Simple data source (latest Ubuntu AMI)

data "aws_ami" "ubuntu" {
  most_recent = true
  owners      = ["099720109477"] # Canonical

  filter {
    name   = "name"
    values = ["ubuntu/images/hvm-ssd/ubuntu-jammy-22.04-amd64-server-*"]
  }
}

Patterns that actually save you

One module per “thing” (VPC, EKS, RDS) keeps PRs readable and modules reusable across staging and prod. Giant “kitchen sink” roots make every change risky and every plan slow.

Remote state with a lock (S3 + DynamoDB) isn’t optional once two people (or CI and a human) run Terraform. Without locking, you get state corruption and half-applied changes. One backend config per env, same code.

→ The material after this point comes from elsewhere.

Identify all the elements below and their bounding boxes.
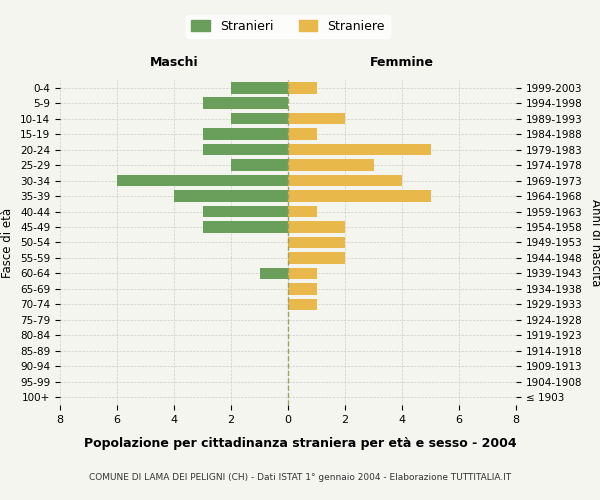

Tags from a single locals block mean cost dashboards, security scanners, and “who owns this?” all work. Ad-hoc tags turn into a mess the moment a second person touches the repo. ManagedBy = "Terraform" also makes it obvious which resources are safe to delete from the console (none of them).

Start with small modules and shared tagging. Add Terragrunt or more structure only when the repo gets noisy—not before.